A Project of Universal and Perpetual Peace.
Pierre-André Gargaz's A Project of Universal and Perpetual Peace; From the Library of Philemon Tecumseh Sherman
A Project of Universal and Perpetual Peace.
GARGAZ, Pierre-André [William Tecumseh Sherman].
$600.00
Item Number: 145879
New York: George Simpson Eddy, 1922.
Early edition of this treatise on universal peace; from the library of Philemon Tecumseh Sherman. Small octavo, original half cloth, uncut, illustrated with documents in facsimile. P.T. Sherman’s bookplate to the front pastedown beneath his ownership signature. In near fine condition. Housed in the original publisher’s slipcase which is in very good condition with slight rubbing to the extremities. General William Tecumseh Sherman’s son P.T. Sherman was a lawyer in New York, specializing in labor and insurance, and was elected a member of the New York Board of Alderman in the late 1880s. In the early 1900s, he was appointed the New York Commissioner of Labor. He transferred his library to his niece, Eleanor Sherman Fitch, the granddaughter of General Sherman through his eldest daughter, Maria “Minnie” Ewing Sherman Fitch, before he died. Until now, this book was held at the family estate in Washington County, Pennsylvania.

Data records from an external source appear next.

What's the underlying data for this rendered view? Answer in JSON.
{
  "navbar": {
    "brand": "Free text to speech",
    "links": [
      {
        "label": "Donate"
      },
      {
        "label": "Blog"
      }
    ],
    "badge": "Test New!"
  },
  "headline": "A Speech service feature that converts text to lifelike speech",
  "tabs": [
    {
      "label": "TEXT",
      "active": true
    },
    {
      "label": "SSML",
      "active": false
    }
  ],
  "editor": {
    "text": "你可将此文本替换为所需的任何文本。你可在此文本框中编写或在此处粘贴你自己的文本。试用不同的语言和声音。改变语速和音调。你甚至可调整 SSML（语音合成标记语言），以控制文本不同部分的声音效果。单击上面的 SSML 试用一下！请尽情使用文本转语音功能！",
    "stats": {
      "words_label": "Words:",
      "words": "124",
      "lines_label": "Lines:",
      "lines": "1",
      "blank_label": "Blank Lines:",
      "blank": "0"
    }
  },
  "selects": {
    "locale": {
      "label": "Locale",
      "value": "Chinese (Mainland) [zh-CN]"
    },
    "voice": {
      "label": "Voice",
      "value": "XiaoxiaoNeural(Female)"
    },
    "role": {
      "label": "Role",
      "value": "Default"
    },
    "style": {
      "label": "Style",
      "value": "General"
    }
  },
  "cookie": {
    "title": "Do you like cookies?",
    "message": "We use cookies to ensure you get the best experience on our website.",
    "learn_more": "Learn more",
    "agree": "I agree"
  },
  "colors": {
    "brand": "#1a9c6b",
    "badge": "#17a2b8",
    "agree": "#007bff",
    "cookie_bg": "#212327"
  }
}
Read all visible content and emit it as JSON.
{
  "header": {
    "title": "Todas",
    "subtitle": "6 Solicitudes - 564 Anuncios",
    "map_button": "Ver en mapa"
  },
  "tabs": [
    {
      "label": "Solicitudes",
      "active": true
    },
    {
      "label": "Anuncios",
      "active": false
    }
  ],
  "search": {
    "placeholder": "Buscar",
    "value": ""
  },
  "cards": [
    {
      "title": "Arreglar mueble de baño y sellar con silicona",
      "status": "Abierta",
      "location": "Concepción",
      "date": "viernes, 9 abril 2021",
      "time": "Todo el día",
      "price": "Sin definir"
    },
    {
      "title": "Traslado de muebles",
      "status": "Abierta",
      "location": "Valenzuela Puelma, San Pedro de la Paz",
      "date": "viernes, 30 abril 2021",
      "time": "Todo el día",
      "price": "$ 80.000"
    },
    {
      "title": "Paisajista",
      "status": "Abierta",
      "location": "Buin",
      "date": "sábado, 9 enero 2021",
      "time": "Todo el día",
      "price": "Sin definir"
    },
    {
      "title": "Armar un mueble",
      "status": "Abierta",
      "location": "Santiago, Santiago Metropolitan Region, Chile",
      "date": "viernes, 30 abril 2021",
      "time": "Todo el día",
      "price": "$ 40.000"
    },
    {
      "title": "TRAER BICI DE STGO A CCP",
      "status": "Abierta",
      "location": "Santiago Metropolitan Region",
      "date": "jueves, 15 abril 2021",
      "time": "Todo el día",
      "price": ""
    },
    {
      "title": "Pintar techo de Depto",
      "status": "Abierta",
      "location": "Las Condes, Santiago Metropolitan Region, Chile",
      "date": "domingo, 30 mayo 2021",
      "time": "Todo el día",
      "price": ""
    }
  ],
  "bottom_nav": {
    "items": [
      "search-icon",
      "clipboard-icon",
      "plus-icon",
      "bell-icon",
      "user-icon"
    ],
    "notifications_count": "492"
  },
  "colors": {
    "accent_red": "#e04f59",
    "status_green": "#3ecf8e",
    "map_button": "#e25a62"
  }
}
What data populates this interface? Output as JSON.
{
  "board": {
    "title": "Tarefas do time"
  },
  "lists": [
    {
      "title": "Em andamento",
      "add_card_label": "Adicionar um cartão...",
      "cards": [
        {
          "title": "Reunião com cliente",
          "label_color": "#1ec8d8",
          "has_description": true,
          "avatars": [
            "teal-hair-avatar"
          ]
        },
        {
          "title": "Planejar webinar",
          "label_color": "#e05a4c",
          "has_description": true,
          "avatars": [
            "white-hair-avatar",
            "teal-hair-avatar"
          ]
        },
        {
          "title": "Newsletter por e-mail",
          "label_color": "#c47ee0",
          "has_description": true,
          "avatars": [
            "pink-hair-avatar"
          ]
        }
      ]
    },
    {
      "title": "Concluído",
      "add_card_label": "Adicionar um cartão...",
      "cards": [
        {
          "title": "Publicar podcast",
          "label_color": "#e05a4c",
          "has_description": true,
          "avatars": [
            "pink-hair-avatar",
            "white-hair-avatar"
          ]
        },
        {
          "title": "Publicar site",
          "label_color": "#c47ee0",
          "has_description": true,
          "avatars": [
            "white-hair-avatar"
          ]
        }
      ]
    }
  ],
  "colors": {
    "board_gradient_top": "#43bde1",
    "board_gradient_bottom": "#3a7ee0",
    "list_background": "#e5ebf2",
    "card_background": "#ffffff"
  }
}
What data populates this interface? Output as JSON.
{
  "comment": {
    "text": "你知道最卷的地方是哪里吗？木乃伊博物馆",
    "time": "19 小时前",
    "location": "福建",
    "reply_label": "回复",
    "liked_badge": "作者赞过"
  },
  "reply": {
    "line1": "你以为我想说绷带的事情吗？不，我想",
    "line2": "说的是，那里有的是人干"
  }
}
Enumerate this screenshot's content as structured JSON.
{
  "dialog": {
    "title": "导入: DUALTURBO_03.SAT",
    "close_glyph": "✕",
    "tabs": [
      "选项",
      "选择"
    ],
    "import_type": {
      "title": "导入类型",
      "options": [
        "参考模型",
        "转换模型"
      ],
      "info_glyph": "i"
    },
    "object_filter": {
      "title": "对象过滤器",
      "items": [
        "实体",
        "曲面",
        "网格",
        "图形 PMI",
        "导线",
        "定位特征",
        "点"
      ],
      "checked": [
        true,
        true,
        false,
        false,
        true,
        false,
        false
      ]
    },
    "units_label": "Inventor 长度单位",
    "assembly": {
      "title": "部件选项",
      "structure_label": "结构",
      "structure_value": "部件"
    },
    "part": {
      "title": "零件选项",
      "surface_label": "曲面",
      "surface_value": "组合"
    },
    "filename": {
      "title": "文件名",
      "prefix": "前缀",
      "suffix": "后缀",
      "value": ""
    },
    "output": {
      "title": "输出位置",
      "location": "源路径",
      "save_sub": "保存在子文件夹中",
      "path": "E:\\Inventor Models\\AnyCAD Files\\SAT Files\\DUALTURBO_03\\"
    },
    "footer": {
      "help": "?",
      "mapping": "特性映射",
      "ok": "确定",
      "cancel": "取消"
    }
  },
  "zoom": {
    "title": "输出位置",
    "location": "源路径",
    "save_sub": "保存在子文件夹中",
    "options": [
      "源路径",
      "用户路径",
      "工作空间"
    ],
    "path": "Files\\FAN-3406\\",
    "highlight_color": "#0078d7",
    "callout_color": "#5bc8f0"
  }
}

Pierre-André Gargaz was a former Galley-Slave who stood a twenty-year sentence on the galleys at Toulon for a murder he maintained he did not commit. After his release, he approached Benjamin Franklin with the writing for this book. “In the course of last year,” Franklin is quoted as saying in a letter to David Hartley, “a man very shabbily dressed—all his dress together was not worth five shillings—came and desired to see me. He was admitted, and, on asking his business, he told me that he had walked from one of the remotest provinces in France, for the purpose of seeing me and showing me a plan which he had formed for a universal and perpetual peace. I took his plan and read it, and found it to contain much good sense. I desired him to print it. He said he had no money: so I printed it for him.